Je n'ai même plus la volonté de retrouver le journal pour lire le pseudo-témoignage de mes parents « désespérés », je me rends surtout compte qu'ils ne me manquent pas le moins du monde.

De temps à autre j'entends un taxi passer dans les rues adjacentes à celles que je traverse, je n'y fais presque plus attention, connaissant par cœur ce bruit de ces moteurs. Je me sens terriblement seul et je réalise surtout à quel point je me suis de nouveau attaché à Jessica en un rien de temps. C'est assez inexplicable, au fond, je sais qu'elle fera toujours partie de ma vie, mais ce discours est tellement répété par les adolescents de mon âge persuadé d'avoir trouvé leurs meilleurs amis qui ne leur feront jamais aucune crasse, qu'il en devient très supericiel.

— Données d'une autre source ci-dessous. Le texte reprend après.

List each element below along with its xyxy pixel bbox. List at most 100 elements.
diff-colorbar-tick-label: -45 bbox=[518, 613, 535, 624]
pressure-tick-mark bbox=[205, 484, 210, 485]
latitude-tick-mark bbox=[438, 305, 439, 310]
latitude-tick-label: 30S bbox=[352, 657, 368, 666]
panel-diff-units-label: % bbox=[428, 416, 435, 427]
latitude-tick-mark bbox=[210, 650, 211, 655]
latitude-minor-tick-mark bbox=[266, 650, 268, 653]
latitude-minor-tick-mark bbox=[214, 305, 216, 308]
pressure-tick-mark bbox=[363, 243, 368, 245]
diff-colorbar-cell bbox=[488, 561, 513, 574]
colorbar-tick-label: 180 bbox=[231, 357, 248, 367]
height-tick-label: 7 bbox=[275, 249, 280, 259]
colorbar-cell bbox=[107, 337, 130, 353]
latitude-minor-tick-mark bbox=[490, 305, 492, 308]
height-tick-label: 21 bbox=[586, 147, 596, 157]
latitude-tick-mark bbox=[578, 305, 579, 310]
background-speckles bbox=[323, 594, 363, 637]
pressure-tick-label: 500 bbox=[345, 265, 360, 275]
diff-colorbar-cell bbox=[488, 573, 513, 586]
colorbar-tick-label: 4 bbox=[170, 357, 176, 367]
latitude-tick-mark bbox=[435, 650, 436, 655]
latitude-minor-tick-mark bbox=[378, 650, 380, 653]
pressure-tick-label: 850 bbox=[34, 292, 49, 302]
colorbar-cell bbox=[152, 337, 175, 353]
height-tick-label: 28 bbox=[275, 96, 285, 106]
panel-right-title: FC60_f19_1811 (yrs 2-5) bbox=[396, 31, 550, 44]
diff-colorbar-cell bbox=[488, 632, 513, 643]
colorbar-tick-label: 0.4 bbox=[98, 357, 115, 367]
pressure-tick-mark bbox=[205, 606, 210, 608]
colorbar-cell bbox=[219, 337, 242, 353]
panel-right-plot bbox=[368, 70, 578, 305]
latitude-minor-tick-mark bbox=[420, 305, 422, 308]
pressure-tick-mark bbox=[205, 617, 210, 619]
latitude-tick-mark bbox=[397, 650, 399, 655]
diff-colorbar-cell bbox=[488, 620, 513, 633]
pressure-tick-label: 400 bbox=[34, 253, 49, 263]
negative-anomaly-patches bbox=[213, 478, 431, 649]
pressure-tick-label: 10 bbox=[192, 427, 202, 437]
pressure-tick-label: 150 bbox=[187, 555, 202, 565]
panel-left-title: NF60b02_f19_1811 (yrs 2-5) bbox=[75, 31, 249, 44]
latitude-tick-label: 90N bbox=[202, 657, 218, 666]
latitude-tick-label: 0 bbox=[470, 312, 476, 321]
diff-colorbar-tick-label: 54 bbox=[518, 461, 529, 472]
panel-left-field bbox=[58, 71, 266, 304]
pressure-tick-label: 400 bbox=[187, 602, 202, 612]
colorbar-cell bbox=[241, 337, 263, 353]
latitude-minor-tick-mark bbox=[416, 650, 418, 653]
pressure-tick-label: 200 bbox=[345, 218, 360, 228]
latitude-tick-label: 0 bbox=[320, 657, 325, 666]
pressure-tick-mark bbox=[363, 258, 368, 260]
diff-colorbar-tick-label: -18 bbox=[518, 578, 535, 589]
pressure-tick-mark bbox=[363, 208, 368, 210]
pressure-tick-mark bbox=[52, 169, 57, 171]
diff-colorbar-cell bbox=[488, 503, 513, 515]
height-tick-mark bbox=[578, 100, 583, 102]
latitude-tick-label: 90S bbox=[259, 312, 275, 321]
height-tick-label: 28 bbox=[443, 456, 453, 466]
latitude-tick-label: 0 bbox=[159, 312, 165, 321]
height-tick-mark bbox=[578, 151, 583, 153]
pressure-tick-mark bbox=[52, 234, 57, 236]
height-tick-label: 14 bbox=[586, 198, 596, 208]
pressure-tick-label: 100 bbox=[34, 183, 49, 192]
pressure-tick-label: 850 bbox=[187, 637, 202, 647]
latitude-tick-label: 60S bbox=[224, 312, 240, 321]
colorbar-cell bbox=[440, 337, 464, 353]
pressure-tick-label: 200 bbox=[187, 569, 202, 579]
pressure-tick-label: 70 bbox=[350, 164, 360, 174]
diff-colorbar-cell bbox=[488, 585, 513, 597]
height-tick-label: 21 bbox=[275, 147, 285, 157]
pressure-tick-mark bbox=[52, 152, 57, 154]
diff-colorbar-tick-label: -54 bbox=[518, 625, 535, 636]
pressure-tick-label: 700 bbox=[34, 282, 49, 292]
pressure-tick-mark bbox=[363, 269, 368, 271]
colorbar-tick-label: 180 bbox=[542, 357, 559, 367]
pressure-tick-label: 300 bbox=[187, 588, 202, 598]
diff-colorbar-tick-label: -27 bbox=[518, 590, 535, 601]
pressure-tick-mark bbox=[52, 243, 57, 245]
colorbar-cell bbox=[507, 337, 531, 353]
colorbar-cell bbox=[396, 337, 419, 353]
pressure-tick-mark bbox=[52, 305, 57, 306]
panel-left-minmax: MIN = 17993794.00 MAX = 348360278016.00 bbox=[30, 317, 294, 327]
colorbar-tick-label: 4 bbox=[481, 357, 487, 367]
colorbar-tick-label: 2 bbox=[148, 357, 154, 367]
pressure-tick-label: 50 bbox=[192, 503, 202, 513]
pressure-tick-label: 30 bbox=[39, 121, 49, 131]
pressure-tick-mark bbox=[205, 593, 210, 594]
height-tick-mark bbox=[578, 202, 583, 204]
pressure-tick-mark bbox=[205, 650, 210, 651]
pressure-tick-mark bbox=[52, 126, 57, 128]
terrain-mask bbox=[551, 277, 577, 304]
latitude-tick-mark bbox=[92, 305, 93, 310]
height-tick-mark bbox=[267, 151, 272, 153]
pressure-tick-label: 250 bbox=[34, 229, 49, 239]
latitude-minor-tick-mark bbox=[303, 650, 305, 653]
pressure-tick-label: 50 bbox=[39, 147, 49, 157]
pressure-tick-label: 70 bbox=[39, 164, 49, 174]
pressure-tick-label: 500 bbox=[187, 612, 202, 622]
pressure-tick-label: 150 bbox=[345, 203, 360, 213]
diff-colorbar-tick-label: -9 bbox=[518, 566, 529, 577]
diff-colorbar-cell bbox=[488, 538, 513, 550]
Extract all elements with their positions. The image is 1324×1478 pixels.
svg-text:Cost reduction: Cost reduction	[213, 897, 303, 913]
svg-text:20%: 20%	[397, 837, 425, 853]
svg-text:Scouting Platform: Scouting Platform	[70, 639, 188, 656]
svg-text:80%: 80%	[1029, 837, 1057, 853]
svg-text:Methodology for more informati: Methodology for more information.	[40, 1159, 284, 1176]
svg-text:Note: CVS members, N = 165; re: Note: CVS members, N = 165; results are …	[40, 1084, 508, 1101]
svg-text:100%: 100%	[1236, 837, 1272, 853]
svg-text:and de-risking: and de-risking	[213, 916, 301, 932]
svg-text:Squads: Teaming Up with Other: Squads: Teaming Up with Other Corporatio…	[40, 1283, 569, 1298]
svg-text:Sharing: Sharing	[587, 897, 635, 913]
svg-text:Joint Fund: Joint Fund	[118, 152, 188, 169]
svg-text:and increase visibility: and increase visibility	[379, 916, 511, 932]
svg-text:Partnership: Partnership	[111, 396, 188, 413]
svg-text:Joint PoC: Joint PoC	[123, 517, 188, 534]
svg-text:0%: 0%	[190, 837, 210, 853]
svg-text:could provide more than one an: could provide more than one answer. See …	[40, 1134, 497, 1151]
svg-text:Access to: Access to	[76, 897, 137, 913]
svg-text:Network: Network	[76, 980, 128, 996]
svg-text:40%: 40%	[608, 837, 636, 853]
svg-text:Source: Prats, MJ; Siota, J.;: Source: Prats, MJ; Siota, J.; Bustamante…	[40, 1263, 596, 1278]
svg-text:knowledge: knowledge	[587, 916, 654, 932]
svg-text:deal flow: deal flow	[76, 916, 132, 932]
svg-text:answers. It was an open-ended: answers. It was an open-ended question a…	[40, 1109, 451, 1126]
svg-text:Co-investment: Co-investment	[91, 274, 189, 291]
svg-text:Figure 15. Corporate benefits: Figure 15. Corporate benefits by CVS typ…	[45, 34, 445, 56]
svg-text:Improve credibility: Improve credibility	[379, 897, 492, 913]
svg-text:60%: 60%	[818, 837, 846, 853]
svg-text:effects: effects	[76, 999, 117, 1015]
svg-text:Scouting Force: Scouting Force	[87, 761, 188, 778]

Tout en continuant mes réflexions plus ou moins philosophiques, j'ai la sensation d'être suivi, je crois entendre les pas d'une personne qui se rapproche de moi. Je ne suis pas en capacité de dire depuis combien de temps je n'ai pas dormi, je ne serais pas étonné que ce soit à mon cerveau de me jouer des tours.

Je m'arrête un instant. Les pas continuent. Je me trouve au milieu d'un pont on ne peut plus silencieux au beau milieu de la nuit, mais ce petit cliquetis étrange ne cesse pas. Je me retourne après de longues secondes, comme si je n'en avais pas été capable avant. Rien. Je reprends ma route d'un pas peu rassuré, je me sens sale, je suis presque convaincu qu'une odeur poisseuse se dégage de mon corps.

« Ma main me pique terriblement » dis-je à voix haute. Je ne comprends même pas pourquoi je me mets désormais à parler tout seul comme si j'avais besoin de partager ma petite vie. Malgré la nuit profonde, les éclairages de New-York sont d'une puissance que je distingue très facilement quelques gouttes de sang le long des doigts de ma main droite. J'ai bien peur de ne même plus réagir quand je me fais mal, je ne me souviens pas m'être blessé durant ma fuite. 

Une main se pose soudain sur mon épaule, une pression si forte que j'en tombe presque par terre.